В криминологическом анализе преступности в период после революции семейная и домашняя сфера оставались центральными факторами, толкавшими женщин на преступление и определявшими типы совершаемых женщинами преступлений — тем самым устанавливалась прямая взаимосвязь между женской преступностью и женской сексуальностью. Гернет, к примеру, отмечал, что по ходу и после войны значительно возросло число женщин, которым были вынесены приговоры за особо тяжкие преступления. Он обнаружил, что, хотя женщины составляли всего 15% от общего числа осужденных за преступления против личности, между 1922 и 1924 годом число женщин, приговоренных за такие преступления, выросло более чем на 59% в сравнении с куда более скромным — но при этом достаточно значительным — ростом на 15,5% среди мужчин [Гернет 1927б: 127][181]

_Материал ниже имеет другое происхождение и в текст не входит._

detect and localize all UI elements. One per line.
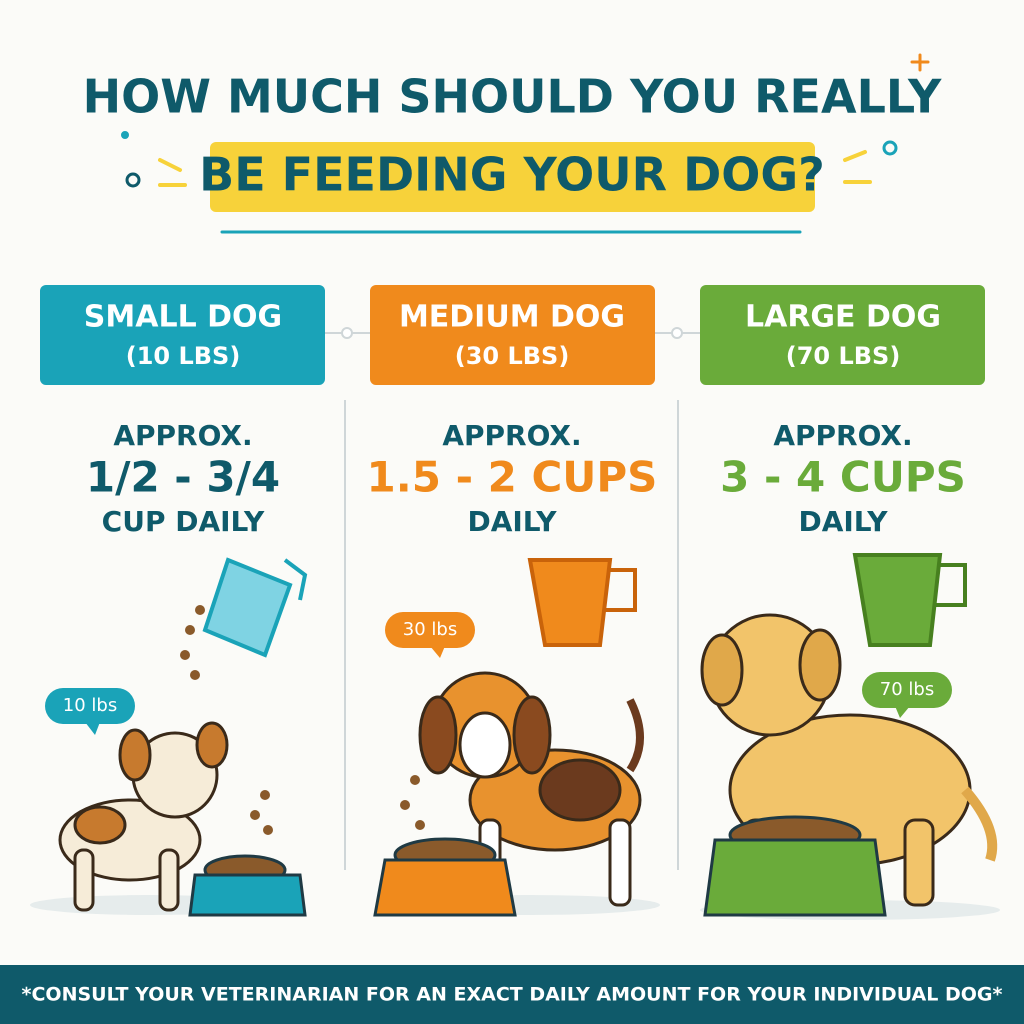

. Гернет подчеркивал, что, несмотря на расширение контактов женщин с общественной сферой в военные и послевоенные годы, особо тяжкие женские преступления сохраняли довоенные свойства: аборты, детоубийства и пренебрежение материнскими обязанностями оставались основными преступлениями против личности, которые совершались женщинами [Гернет 1927б: 129)[182]. Уровень преступности убеждал криминологов в том, что «проживание лишь в семейном кругу и ограничение интересов половою сферою определяет свойство женской преступности, уменьшая ее количественно и суживая рамки ее качественных различий» [Гернет 1922а: 136). Соответственно, поскольку женщины продолжали существовать в рамках домашней сферы, женская преступность оставалась прочно укорененной в сексуальности — женщинами руководили их физиология и репродуктивные циклы. Как отметил один исследователь, «ее физические особенности и социальные условия предрешают ее меньшее участие в преступлениях вообще и в наиболее серьезных в особенности» [Якубсон 1927: 33].Для объяснения преобладания традиционных «женских» форм преступности среди правонарушительниц в послереволюционные годы, многие исследователи прибегали к биологическому анализу женской физиологии. Эндокринолог А. В. Немилов в своей довольно спорной работе «Биологическая трагедия женщины» указывает, что биологические различия между мужчиной и женщиной препятствуют серьезным изменениям в статусе женщины, несмотря на попытки достижения равенства между полами, а также что «понять жизнь женщины и женскую душу можно, только исходя из названной биологической базы» [Немилов 1927: 47][183]
. Соответственно, объяснения женской преступности следует искать не только в общественно-экономической сфере, но также в контексте влияния женских физиологических функций на женское поведение. Как отмечает юрист Жижиленко,вообще же следует заметить, что все явления, тесно связанные с половой жизнью женщин, отражаются на ее преступности. Период беременности, роды, послеродовой период, период их прекращения, так назыв. климактерический — все это должно быть принято во внимание при анализе женской преступности [Жижиленко 1922: 26].
С ним согласен В. Л. Санчов: «Уже давно доказано, что некоторые моменты половой жизни (в особенности у женщин — регулы, беременность, роды и климактерический период) специфически влияют на психику индивида и толкают его на преступные деяния» [Санчов 1924: 34]. Немилов добавляет, что если некоторых женщин менструация толкает на капризы, у других ее влияние принимает более паталогические формы, вызывая временное умопомрачение, толкая на совершенно иррациональные преступления и даже на самоубийство [Немилов 1927: 90]. Во всех этих рассуждениях физиология выступает центральным фактором объяснения женской преступности, поскольку, хотя женские сексуальные функции исследованы хуже, чем мужские, переживания женщин отличаются большей эмоциональностью, а значит, теснее связаны с женской психологией, на которую оказывают влияние репродуктивные циклы [Сегалов 1910: 808-809].